TIMESTAMP_NTZ is not supported by Fabric Delta. Pandas datetime64 columns get written to Parquet as TIMESTAMP_NTZ which Fabric rejects with Columns of the specified data types are not supported. The load-via-notebook script handles this automatically by casting TIMESTAMP_NTZ columns to DATE before writing. If generating data manually, use .dt.date to convert datetime to date objects before saving Parquet.
list-tables and load-table both fail on schemas-enabled lakehouses. The entire Lakehouse Tables REST API is unsupported. Use MCP onelake_list_tables for listing and the notebook path for loading.
- Upload then load — two steps. You cannot write directly to
Tables/. Upload Parquet to Files/ first, then load as Delta.
- Load Table
relativePath must start with Files/ and use the pattern Files/path/to/file.parquet. No leading slash.
- Table names must match
^[a-zA-Z_][a-zA-Z0-9_]{0,255}$. No spaces, no dashes, no special chars.
faker locale for Spanish is es_ES. Use Faker('es_ES') for Spanish names, addresses, etc.
- Generate dimensions before facts so FK values can reference valid PKs.
- Date dimension should cover the full range of dates in fact tables. Generate it first, then sample date_ids for facts.
- Parquet preserves types. Use proper pandas dtypes:
int64 for IDs, float64 for amounts, datetime64 for dates, object for strings.
- Load Table API is async (202). The script polls automatically.
- OneLake upload has a file size limit. For large datasets (>100MB), consider splitting into multiple Parquet files and using
pathType: Folder.
- Real-time notebook needs
%pip install azure-eventhub. Fabric Spark pools don't ship it by default. The template already installs it — do not remove the magic.
- Eventstream connection string must include an
EntityPath or the event hub name must be passed separately. The template passes both and uses eventhub_name=EVENTSTREAM_ENTITY_PATH explicitly; this works whether or not EntityPath is in the connection string.
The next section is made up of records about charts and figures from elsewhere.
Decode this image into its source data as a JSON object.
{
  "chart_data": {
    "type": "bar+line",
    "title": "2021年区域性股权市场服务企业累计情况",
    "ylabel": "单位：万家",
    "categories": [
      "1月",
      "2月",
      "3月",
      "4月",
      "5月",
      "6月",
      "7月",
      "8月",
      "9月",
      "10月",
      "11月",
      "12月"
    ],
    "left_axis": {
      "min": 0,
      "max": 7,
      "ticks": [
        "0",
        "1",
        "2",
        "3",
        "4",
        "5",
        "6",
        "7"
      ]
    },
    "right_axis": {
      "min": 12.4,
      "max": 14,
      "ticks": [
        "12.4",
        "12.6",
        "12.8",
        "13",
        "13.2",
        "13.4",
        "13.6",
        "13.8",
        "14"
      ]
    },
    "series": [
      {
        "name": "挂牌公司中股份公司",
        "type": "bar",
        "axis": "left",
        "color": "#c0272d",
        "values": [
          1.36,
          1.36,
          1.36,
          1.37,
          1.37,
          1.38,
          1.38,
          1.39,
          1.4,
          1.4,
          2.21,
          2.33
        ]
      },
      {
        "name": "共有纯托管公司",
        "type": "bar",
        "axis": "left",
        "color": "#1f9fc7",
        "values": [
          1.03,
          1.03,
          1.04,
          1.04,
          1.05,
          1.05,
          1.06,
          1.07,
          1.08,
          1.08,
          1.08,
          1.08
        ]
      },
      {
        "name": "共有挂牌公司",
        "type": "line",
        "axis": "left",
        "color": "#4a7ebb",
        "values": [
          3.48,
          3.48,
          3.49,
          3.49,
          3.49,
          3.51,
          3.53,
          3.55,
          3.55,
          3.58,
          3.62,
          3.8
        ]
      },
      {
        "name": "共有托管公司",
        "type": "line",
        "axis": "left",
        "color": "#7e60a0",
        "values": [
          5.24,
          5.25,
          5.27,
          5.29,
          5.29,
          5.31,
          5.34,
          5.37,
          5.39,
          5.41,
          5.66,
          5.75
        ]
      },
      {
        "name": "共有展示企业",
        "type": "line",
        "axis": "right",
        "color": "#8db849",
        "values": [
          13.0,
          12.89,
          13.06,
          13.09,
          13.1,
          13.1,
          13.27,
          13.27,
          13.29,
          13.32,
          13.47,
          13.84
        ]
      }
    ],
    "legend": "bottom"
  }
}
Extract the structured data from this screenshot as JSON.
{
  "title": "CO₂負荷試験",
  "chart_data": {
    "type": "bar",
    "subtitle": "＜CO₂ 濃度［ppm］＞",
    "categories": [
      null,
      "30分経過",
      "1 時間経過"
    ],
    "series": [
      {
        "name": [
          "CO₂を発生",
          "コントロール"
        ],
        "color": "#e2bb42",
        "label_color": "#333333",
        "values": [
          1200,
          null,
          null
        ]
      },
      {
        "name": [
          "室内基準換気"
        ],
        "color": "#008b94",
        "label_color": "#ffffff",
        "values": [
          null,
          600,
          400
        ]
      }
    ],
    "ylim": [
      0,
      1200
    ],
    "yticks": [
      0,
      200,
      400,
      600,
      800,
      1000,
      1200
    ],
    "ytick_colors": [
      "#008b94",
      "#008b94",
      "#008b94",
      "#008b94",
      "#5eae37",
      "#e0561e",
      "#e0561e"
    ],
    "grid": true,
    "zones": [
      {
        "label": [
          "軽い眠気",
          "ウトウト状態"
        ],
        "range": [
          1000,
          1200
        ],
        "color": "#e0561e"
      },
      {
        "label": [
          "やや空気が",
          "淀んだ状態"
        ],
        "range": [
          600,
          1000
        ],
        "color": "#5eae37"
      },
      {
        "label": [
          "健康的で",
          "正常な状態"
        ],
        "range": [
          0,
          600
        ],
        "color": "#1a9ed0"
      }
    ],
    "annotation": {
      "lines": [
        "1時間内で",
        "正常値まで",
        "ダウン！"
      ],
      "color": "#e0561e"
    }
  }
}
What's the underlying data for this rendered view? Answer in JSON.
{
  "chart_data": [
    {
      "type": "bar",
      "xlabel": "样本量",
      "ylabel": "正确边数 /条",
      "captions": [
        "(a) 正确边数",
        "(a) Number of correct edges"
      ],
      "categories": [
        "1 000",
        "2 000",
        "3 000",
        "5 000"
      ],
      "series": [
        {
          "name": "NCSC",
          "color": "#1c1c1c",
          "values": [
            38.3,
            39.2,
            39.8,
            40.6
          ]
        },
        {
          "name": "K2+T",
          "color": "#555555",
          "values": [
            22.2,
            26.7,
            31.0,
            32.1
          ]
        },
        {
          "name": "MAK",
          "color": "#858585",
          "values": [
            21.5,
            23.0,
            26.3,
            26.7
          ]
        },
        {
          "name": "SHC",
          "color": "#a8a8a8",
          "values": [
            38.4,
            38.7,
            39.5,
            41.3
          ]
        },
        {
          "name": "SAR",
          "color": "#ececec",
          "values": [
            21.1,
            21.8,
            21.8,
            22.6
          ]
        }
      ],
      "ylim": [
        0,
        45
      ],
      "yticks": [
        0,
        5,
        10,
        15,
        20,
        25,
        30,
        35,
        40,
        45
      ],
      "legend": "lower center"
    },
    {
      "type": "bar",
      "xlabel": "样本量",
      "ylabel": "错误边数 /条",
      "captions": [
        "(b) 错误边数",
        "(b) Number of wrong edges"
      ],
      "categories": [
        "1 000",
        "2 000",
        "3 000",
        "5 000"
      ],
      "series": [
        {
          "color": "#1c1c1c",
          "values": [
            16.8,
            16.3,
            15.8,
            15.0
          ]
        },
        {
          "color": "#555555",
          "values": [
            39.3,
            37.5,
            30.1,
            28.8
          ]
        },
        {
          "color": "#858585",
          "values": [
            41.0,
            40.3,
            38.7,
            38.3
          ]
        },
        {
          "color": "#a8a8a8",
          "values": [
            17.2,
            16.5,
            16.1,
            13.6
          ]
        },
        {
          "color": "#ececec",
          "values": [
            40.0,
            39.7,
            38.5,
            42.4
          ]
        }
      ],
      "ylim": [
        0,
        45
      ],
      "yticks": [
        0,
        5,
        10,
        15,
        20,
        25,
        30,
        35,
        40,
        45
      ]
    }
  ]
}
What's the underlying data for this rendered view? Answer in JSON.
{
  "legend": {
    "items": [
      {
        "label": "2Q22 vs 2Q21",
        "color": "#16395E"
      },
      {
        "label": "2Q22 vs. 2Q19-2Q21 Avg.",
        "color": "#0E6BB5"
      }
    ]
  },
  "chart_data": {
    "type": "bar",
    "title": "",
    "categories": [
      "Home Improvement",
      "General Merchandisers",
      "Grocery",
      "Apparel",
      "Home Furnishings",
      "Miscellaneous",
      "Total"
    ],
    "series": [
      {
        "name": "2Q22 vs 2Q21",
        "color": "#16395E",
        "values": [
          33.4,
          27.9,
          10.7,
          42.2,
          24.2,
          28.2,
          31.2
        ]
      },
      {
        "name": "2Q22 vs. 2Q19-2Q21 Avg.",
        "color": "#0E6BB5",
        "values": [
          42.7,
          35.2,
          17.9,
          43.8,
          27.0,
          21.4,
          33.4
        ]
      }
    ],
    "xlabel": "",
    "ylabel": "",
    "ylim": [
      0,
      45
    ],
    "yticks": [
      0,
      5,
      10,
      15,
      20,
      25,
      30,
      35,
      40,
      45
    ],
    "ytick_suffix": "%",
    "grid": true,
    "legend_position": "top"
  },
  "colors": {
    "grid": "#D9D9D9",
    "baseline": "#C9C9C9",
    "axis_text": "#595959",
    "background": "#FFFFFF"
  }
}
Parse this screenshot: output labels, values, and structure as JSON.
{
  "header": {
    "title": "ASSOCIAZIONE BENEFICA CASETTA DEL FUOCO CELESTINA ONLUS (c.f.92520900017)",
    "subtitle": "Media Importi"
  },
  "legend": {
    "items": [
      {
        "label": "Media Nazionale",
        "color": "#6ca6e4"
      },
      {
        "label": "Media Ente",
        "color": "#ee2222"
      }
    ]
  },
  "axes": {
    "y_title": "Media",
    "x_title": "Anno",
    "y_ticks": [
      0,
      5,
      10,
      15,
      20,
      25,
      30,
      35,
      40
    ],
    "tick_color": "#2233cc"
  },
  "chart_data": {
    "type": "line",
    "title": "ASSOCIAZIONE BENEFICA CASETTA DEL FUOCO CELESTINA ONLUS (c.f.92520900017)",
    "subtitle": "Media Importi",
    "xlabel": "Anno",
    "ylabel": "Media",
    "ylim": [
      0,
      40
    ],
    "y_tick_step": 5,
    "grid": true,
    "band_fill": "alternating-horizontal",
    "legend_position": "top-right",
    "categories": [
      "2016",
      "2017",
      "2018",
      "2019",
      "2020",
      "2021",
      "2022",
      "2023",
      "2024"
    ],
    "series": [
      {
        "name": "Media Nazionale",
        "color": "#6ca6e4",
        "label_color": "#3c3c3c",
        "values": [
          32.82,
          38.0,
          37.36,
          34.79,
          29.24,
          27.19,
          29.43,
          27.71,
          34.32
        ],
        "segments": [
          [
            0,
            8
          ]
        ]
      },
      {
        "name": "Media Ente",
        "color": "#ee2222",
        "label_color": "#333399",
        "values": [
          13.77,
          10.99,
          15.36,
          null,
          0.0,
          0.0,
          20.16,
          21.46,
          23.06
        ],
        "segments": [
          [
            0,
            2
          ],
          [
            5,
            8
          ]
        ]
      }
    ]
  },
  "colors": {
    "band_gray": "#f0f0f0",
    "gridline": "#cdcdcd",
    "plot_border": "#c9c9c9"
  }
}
- Don't auto-run the real-time notebook. The user usually wants to configure consumers on the Eventstream side (KQL DB, Activator, Power BI) before events start flowing. Deploy only — let the user trigger it.
Global Rules
- Generate dimensions first, facts second. Facts reference dimensions via FKs.
- Always maintain referential integrity. Every FK value must exist in the referenced dimension.
- Use realistic data, not "test1, test2". Use faker for names, realistic ranges for numbers, proper date distributions.
- Parquet format only. No CSV — Parquet preserves types and is faster to load.
- Non-destructive by default. Use
mode: Overwrite for the specific table, but never delete unrelated tables.